Caixin
Jul 28, 2017 06:19 PM
BUSINESS & TECH

‘Inside Jobs’ Top Threat to Data Safety for China’s Online Merchants

Alibaba Group Holding Ltd. had 99 million consumer records stolen last year, the second-largest such security breach in the world. Above, Alibaba Executive Chairman Jack Ma gives a speech at the Alibaba Technology Forum at Peking University in March 2014. Photo: Visual China
Alibaba Group Holding Ltd. had 99 million consumer records stolen last year, the second-largest such security breach in the world. Above, Alibaba Executive Chairman Jack Ma gives a speech at the Alibaba Technology Forum at Peking University in March 2014. Photo: Visual China

(Beijing) — Alibaba Group Holding Ltd. has found that internal theft is now the top cause of customer-data leakage in China — the world’s largest e-commerce market — the company said in a report Thursday.

China’s two largest e-commerce firms, Alibaba and JD.com Inc., both experienced customer-data theft last year. Other Chinese companies, including technology giants Baidu Inc. and Tencent Holdings Ltd., have reported similar cases in recent years.

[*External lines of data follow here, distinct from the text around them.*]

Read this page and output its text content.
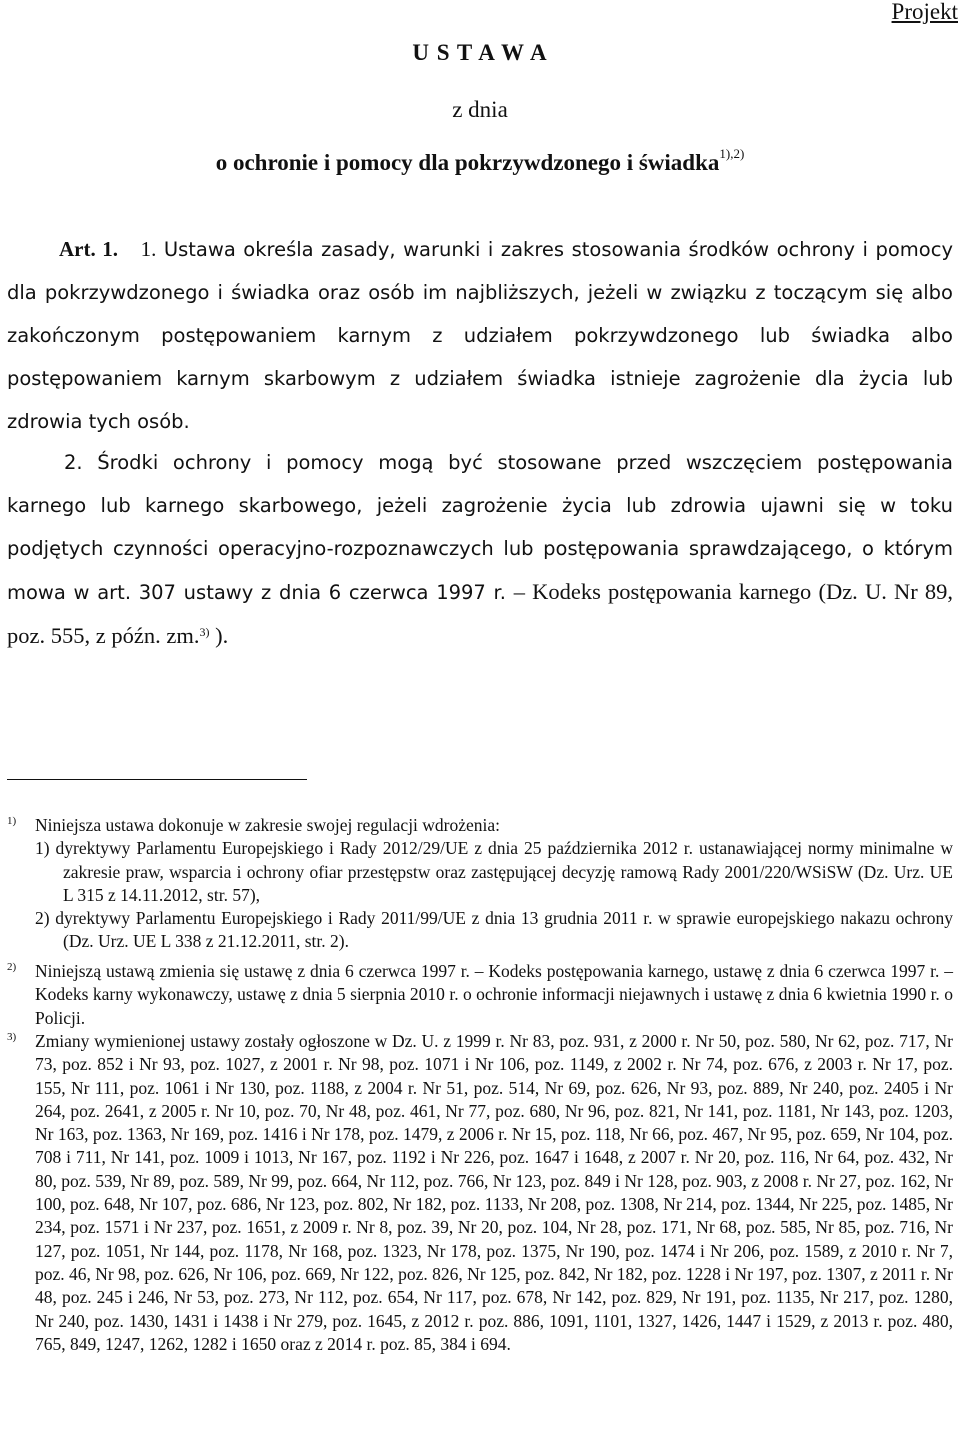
Projekt
U S T A W A
z dnia
o ochronie i pomocy dla pokrzywdzonego i świadka$^{1),2)}$
Art. 1. 1. Ustawa określa zasady, warunki i zakres stosowania środków ochrony i pomocy dla pokrzywdzonego i świadka oraz osób im najbliższych, jeżeli w związku z toczącym się albo zakończonym postępowaniem karnym z udziałem pokrzywdzonego lub świadka albo postępowaniem karnym skarbowym z udziałem świadka istnieje zagrożenie dla życia lub zdrowia tych osób.
2. Środki ochrony i pomocy mogą być stosowane przed wszczęciem postępowania karnego lub karnego skarbowego, jeżeli zagrożenie życia lub zdrowia ujawni się w toku podjętych czynności operacyjno-rozpoznawczych lub postępowania sprawdzającego, o którym mowa w art. 307 ustawy z dnia 6 czerwca 1997 r. – Kodeks postępowania karnego (Dz. U. Nr 89, poz. 555, z późn. zm.$^{3)}$ ).
1) Niniejsza ustawa dokonuje w zakresie swojej regulacji wdrożenia:
1) dyrektywy Parlamentu Europejskiego i Rady 2012/29/UE z dnia 25 października 2012 r. ustanawiającej normy minimalne w zakresie praw, wsparcia i ochrony ofiar przestępstw oraz zastępującej decyzję ramową Rady 2001/220/WSiSW (Dz. Urz. UE L 315 z 14.11.2012, str. 57),
2) dyrektywy Parlamentu Europejskiego i Rady 2011/99/UE z dnia 13 grudnia 2011 r. w sprawie europejskiego nakazu ochrony (Dz. Urz. UE L 338 z 21.12.2011, str. 2).
2) Niniejszą ustawą zmienia się ustawę z dnia 6 czerwca 1997 r. – Kodeks postępowania karnego, ustawę z dnia 6 czerwca 1997 r. – Kodeks karny wykonawczy, ustawę z dnia 5 sierpnia 2010 r. o ochronie informacji niejawnych i ustawę z dnia 6 kwietnia 1990 r. o Policji.
3) Zmiany wymienionej ustawy zostały ogłoszone w Dz. U. z 1999 r. Nr 83, poz. 931, z 2000 r. Nr 50, poz. 580, Nr 62, poz. 717, Nr 73, poz. 852 i Nr 93, poz. 1027, z 2001 r. Nr 98, poz. 1071 i Nr 106, poz. 1149, z 2002 r. Nr 74, poz. 676, z 2003 r. Nr 17, poz. 155, Nr 111, poz. 1061 i Nr 130, poz. 1188, z 2004 r. Nr 51, poz. 514, Nr 69, poz. 626, Nr 93, poz. 889, Nr 240, poz. 2405 i Nr 264, poz. 2641, z 2005 r. Nr 10, poz. 70, Nr 48, poz. 461, Nr 77, poz. 680, Nr 96, poz. 821, Nr 141, poz. 1181, Nr 143, poz. 1203, Nr 163, poz. 1363, Nr 169, poz. 1416 i Nr 178, poz. 1479, z 2006 r. Nr 15, poz. 118, Nr 66, poz. 467, Nr 95, poz. 659, Nr 104, poz. 708 i 711, Nr 141, poz. 1009 i 1013, Nr 167, poz. 1192 i Nr 226, poz. 1647 i 1648, z 2007 r. Nr 20, poz. 116, Nr 64, poz. 432, Nr 80, poz. 539, Nr 89, poz. 589, Nr 99, poz. 664, Nr 112, poz. 766, Nr 123, poz. 849 i Nr 128, poz. 903, z 2008 r. Nr 27, poz. 162, Nr 100, poz. 648, Nr 107, poz. 686, Nr 123, poz. 802, Nr 182, poz. 1133, Nr 208, poz. 1308, Nr 214, poz. 1344, Nr 225, poz. 1485, Nr 234, poz. 1571 i Nr 237, poz. 1651, z 2009 r. Nr 8, poz. 39, Nr 20, poz. 104, Nr 28, poz. 171, Nr 68, poz. 585, Nr 85, poz. 716, Nr 127, poz. 1051, Nr 144, poz. 1178, Nr 168, poz. 1323, Nr 178, poz. 1375, Nr 190, poz. 1474 i Nr 206, poz. 1589, z 2010 r. Nr 7, poz. 46, Nr 98, poz. 626, Nr 106, poz. 669, Nr 122, poz. 826, Nr 125, poz. 842, Nr 182, poz. 1228 i Nr 197, poz. 1307, z 2011 r. Nr 48, poz. 245 i 246, Nr 53, poz. 273, Nr 112, poz. 654, Nr 117, poz. 678, Nr 142, poz. 829, Nr 191, poz. 1135, Nr 217, poz. 1280, Nr 240, poz. 1430, 1431 i 1438 i Nr 279, poz. 1645, z 2012 r. poz. 886, 1091, 1101, 1327, 1426, 1447 i 1529, z 2013 r. poz. 480, 765, 849, 1247, 1262, 1282 i 1650 oraz z 2014 r. poz. 85, 384 i 694.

Nearly half of the incidents in China’s e-commerce industry were caused by internal theft — meaning by an employee of the company experiencing the breach — according to Alibaba’s report, published at the 2017 Internet Security Summit.

About 36% of the incidents occurred with online sellers, while 35% were at delivery companies.

Personnel, such as undercover leakers, are the greatest challenge to data safety, said the Security Alliance of E-Commerce Ecosystem (SAEE), an information-security platform established by Alibaba in 2016.

A typical scenario involves an organized group sending a member to get a job at an online merchant, often in a bustling city such as Guangzhou. After the operative gets access to the shop’s customer database, he downloads the data and vanishes from the company. Others in the group then begin to telephone buyers for fraudulent purposes.

Another method involves swindlers convincing the sellers themselves to click on links that lead to computer viruses capable of stealing user login credentials and financial data.

Leaks also occur at delivery firms. Employees of logistics providers may take photos of shipping slips, which contain buyer names, addresses, telephone numbers and other personal information.

Finally, some senior employees have even become undercover agents, forming long-term cooperation with data thieves and voluntarily leaking information in exchange for compensation. This long-term approach works in part because the market for buying and selling merchant and customer data is relatively mature.

China’s fraud market — called the “underground black industry” in Chinese — was valued at 100 billion yuan ($14.8 billion) in 2016, with more than 1.5 million people engaged in illicit activities, according to government figures.

To counter this, Alibaba launched a platform last month that enables e-commerce companies to keep and share records of employees’ unlawful behavior.

Most online scam victims are located in economically developed cities such as Beijing and Shanghai and in provinces where e-commerce is highly advanced, such as in Guangdong, Zhejiang, and Jiangsu. Most offenders come from one of the two coastal provinces of Fujian and Guangdong, the report added.

China reported 20,623 cases of online fraud in 2016, with a total loss of 195 million yuan, according to Liewang, a fraud-reporting website. Victims were cheated of 9,471 yuan each on average, almost 90% higher than that in 2015.

The version updates an earlier story to remove a reference to a research firm’s disputed report.